AMD's ROCm Ready to Challenge NVIDIA's CUDA

2023-12-08

While the world is still craving for more NVIDIA GPUs, AMD has released the MI300X, a product that is said to be much faster than NVIDIA's offerings. AMD's goal is not only to challenge NVIDIA in terms of hardware but also to corner the competition in software through its open-source ROCm, directly competing with NVIDIA's CUDA.

"While hardware is important, it is software that truly drives innovation," said Lisa Su when talking about the upcoming release of ROCm next week.

At the "Advancing AI" conference, it is evident that AMD's focus on software has paved the way for its success. AMD President Victor Peng demonstrated how the company can create a successful open-source framework, ROCm, by building a strong ecosystem.

Peng introduced the latest iteration of their parallel computing framework, ROCm 6, optimized for the comprehensive software stack of AMD Instinct, particularly for large language models in generative AI.

Everyone loves open-source

"We designed ROCm to be modular and open-source, so that it can be easily accessed by a wide range of users and quickly contribute to the open-source AI community," said Peng, emphasizing that this software strategy highlights the fact that CUDA is proprietary and closed-source.

In addition, ROCm now supports Radeon GPUs and, combined with Ryzen 1.0 software, enables AI in edge computing, making it more accessible to AI researchers and developers.

During the demonstration, Peng also showcased a recommendation letter from OpenAI's Phillipe Tillet, stating, "OpenAI is collaborating with AMD to support an open ecosystem. We plan to support AMD's GPUs, including MI300, in the upcoming 3.0 release of the standard Triton distribution." Tillet is the creator of Triton.

AMD partnered with three emerging AI startups, Databricks, Essential AI, and Lamini, to showcase how these companies leverage AMD Instinct M1300X accelerators and the open ROCm 6 software stack to provide differentiated AI solutions for enterprise customers. All three startups are using ROCm and MI250X and highly appreciate their performance in various use cases.

Databricks co-founder Ion Stoica, Essential AI co-founder Ashish Vaswani, and Lamini co-founder Sharon Zhou discussed how they previously utilized AMD's hardware and software and demonstrated how the openness of the technology helped them fully own it.

"ROCm has been plug-and-play since day one," said Stoica, highlighting how easy it was to integrate it into the Databricks stack after acquiring MosaicML with just a little optimization. He further added that Databricks uses MI250X in almost all software workflows and eagerly anticipates MI300X.
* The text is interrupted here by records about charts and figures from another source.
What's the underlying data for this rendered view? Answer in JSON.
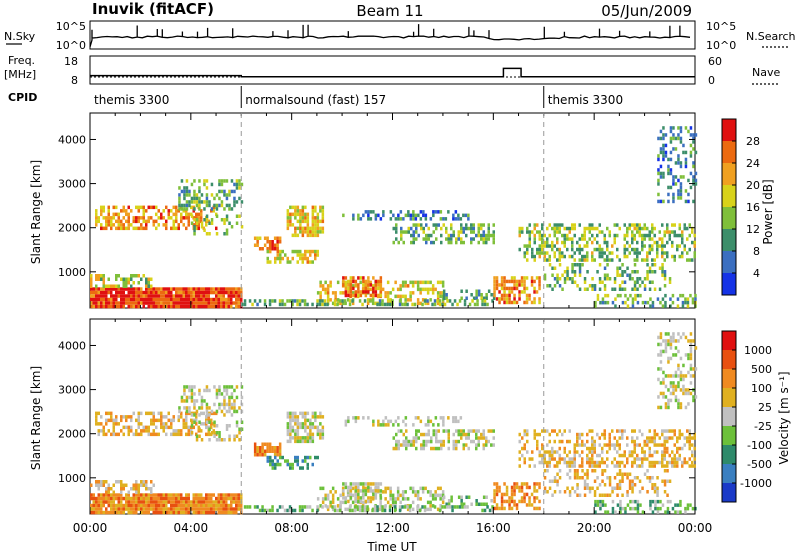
{
  "header": {
    "station": "Inuvik (fitACF)",
    "beam": "Beam 11",
    "date": "05/Jun/2009"
  },
  "side_labels": {
    "nsky": "N.Sky",
    "nsearch": "N.Search",
    "freq": "Freq.",
    "freq_unit": "[MHz]",
    "nave": "Nave",
    "cpid": "CPID"
  },
  "chart_data": [
    {
      "type": "line",
      "name": "noise",
      "y_ticks_left": [
        "10^5",
        "10^0"
      ],
      "y_ticks_right": [
        "10^5",
        "10^0"
      ]
    },
    {
      "type": "line",
      "name": "frequency-nave",
      "ylim_left": [
        8,
        18
      ],
      "ylim_right": [
        0,
        60
      ],
      "y_ticks_left": [
        "18",
        "8"
      ],
      "y_ticks_right": [
        "60",
        "0"
      ],
      "freq_steps": [
        [
          0,
          11.0
        ],
        [
          6,
          10.6
        ],
        [
          16,
          10.6
        ],
        [
          16.4,
          13.6
        ],
        [
          17,
          13.6
        ],
        [
          17.1,
          10.6
        ],
        [
          24,
          10.6
        ]
      ],
      "nave_steps": [
        [
          0,
          15
        ],
        [
          6,
          15
        ],
        [
          24,
          15
        ]
      ]
    },
    {
      "type": "table",
      "name": "cpid",
      "segments": [
        {
          "label": "themis 3300",
          "start": 0,
          "end": 6
        },
        {
          "label": "normalsound (fast) 157",
          "start": 6,
          "end": 18
        },
        {
          "label": "themis 3300",
          "start": 18,
          "end": 24
        }
      ]
    },
    {
      "type": "heatmap",
      "name": "power",
      "ylabel": "Slant Range [km]",
      "xlim": [
        0,
        24
      ],
      "ylim": [
        180,
        4600
      ],
      "y_ticks": [
        1000,
        2000,
        3000,
        4000
      ],
      "colorbar_label": "Power [dB]",
      "colorbar_ticks": [
        "28",
        "24",
        "20",
        "16",
        "12",
        "8",
        "4"
      ],
      "colors": [
        "#1533e6",
        "#3b6fc0",
        "#3c8e6a",
        "#7fbf3a",
        "#d8d21a",
        "#f0a020",
        "#ec6a10",
        "#e01010"
      ]
    },
    {
      "type": "heatmap",
      "name": "velocity",
      "ylabel": "Slant Range [km]",
      "xlabel": "Time UT",
      "xlim": [
        0,
        24
      ],
      "ylim": [
        180,
        4600
      ],
      "y_ticks": [
        1000,
        2000,
        3000,
        4000
      ],
      "x_tick_labels": [
        "00:00",
        "04:00",
        "08:00",
        "12:00",
        "16:00",
        "20:00",
        "00:00"
      ],
      "colorbar_label": "Velocity [m s⁻¹]",
      "colorbar_ticks": [
        "1000",
        "500",
        "100",
        "25",
        "-25",
        "-100",
        "-500",
        "-1000"
      ],
      "colors": [
        "#1a3ac8",
        "#3a7fc0",
        "#2e8a6a",
        "#6cc03a",
        "#c0c0c0",
        "#e0b020",
        "#f08a20",
        "#e85010",
        "#e01010"
      ]
    }
  ]
}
ROCm vs. CUDA: Apple to Apple Comparison

"We have surpassed CUDA," said Zhou. Lamini previously emphasized in their blog how they found their ground with AMD and how ROCm is ready for production. Lamini's mission is to help enterprises easily access and use small language models, and AMD and ROCm have been instrumental in helping them achieve this goal.
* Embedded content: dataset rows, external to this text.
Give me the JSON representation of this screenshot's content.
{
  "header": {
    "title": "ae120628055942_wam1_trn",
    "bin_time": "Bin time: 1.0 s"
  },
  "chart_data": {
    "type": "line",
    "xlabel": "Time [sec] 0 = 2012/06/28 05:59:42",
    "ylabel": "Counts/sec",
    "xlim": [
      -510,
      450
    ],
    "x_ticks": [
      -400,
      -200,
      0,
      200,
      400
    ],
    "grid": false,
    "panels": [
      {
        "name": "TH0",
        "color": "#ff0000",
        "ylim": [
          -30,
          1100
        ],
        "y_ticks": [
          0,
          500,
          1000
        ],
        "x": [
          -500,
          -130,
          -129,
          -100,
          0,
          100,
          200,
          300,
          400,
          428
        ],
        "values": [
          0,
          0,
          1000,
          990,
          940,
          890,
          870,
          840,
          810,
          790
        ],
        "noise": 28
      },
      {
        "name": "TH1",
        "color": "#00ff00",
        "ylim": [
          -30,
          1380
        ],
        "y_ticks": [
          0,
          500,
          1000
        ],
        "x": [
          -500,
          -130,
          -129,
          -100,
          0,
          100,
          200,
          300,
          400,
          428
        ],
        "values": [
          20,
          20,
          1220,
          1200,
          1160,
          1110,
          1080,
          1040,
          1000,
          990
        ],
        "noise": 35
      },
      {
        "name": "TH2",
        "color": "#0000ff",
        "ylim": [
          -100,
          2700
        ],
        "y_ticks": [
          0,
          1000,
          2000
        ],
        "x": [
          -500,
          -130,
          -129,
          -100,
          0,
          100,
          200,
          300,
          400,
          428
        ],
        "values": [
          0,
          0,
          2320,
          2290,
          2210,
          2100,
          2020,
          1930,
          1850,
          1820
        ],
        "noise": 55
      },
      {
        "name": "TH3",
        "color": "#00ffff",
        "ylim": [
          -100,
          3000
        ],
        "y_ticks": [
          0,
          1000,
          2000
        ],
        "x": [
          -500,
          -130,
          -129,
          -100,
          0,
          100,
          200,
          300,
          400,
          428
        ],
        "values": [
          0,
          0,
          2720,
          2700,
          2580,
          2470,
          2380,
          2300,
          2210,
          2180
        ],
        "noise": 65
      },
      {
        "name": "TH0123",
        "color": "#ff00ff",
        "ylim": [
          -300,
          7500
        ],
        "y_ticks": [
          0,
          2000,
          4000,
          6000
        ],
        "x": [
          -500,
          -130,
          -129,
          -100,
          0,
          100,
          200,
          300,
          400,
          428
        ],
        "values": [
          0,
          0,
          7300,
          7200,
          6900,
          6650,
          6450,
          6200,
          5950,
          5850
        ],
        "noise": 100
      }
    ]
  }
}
AMD continues to strategically invest in companies like Mipsology and Nod.AI, which have significantly enhanced its capabilities in AI software.

Many open-source tools like PyTorch are ready to be used with ROCm on MI300X, making it effortless for most developers. The features of this CUDA alternative include support for new data types, advanced graphics and kernel optimizations, optimized libraries, and state-of-the-art attention algorithms.

It is worth noting that there is a significant performance improvement, with the overall latency for text generation increasing by approximately 8 times compared to running ROCm 5 on MI250.

Peng demonstrated that when performing inference on Llama 2 70B, MI300X with ROCm 6 is 8 times faster than MI250X with ROCm 5.

For smaller models like Llama 2 13B, MI300X with ROCm exhibits 1.2 times better performance compared to a single GPU with NVIDIA and CUDA.

ROCm 6 now supports dynamic FP16, BF16, and FP8 to improve performance and reduce memory usage. The new version also brings open-source libraries and supports various key features of generative AI, including FlashAttention, HIPGraph, and vLLM, which provide speedups of 1.3X, 1.4X, and 2.6X, respectively.

In conclusion, Peng stated, "I firmly believe in this. With the launch of ROCm 6 and MI300X, we will drive a turning point in developer adoption. We are empowering innovators to realize the profound benefits of AI faster."